My friend Kevin Lewis is a professor at Duke Business school and he sends out a feed of interesting abstracts describing recent research that I sift through every day or so. Today I found this one:

The Bidder’s Curce

Ulrike Malmendier & Young Han Lee, American Economic Review, April 2011, Pages 749–787

Abstract: We employ a novel approach to identify overbidding in auctions. We compare online auction prices to fixed prices for the same item on the same webpage. In detailed data on auctions of a board game, 42 percent of auctions exceed the simultaneous fixed price.

There was another relevant and related study in the same feed:

The Impact of Mimicry on Sales — Evidence from Field and Lab Experiments Andreas Herrmann et al., Journal of Economic Psychology, forthcoming

Abstract: A buyer’s observation that one or more people are consuming a product can lead that buyer to consume the product as well. The evidence supporting unconscious and unintentional (automatic) mimicry of consumption suggest that it is a pervasive and robust phenomenon.

So, we can conclude that people tend to want what they observe others consuming, and when a bidding war starts they act irrationally and overpay. Sound like any expansion rounds or even seed rounds you have observed recently? Color is the most visible, but the list is actually pretty long. Why is this important?

Three reasons:

  1. A company with artificially high post money value must inevitably spurn reasonable exit offers.
  2. High valuation outliers make inside rounds impossible to price, and forces outside financings with pro-rata demands that make raises too big (and hence too dilutive) and done at prices that divide the board at exit.
  3. The money gets spent, the company doesn’t grow into the valuation, and the next financing is a down round. A solid company with good prospects got ahead of itself and may never regain momentum.

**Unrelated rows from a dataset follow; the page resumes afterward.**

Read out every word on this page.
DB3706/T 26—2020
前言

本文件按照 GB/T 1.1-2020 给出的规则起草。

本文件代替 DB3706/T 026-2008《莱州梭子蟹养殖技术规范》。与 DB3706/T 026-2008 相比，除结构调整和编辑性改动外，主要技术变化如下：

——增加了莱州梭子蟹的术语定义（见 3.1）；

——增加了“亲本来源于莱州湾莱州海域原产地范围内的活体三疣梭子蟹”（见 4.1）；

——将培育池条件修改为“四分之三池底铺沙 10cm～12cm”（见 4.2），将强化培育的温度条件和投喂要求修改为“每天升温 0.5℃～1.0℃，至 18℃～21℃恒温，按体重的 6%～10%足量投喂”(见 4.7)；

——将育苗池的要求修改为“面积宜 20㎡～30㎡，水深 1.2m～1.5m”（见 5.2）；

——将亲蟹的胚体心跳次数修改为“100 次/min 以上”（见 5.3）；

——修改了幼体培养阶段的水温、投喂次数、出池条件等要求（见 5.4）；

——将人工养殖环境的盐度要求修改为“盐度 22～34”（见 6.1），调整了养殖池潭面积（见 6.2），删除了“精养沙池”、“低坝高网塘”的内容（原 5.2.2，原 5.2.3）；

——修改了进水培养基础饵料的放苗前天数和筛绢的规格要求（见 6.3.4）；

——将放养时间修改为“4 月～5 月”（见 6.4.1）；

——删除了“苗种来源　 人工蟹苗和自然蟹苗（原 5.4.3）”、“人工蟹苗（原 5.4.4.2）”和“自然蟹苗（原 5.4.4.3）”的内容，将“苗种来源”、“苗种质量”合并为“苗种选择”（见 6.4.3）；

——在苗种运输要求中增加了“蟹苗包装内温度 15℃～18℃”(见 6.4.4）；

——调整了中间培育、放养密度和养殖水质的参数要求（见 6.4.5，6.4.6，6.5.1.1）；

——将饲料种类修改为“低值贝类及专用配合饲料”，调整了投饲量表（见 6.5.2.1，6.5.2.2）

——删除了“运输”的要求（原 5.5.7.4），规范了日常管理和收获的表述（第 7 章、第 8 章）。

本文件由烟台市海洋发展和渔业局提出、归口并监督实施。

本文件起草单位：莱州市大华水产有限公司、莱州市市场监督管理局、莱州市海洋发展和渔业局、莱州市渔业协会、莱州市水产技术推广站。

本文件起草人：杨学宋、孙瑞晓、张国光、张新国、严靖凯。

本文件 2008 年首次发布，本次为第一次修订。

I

This may all sound self serving, because we as VCs are thought of as purely buy-side partisans. In fact, once our first money is in, we are on the sell side through every subsequent round. We benefit greatly from write-ups in our portfolio. Big high-priced follow-on rounds are affirming and exciting for us. But in the end they can be very damaging, as strategic buyers are not nearly as aggressive on price right now as the expansion stage investors. So if you are fortunate enough to have multiple bidders in a capital raise, be cautious. Raise money from people you look forward to working with at a price that keeps your entire board in alignment as you make important strategic decisions.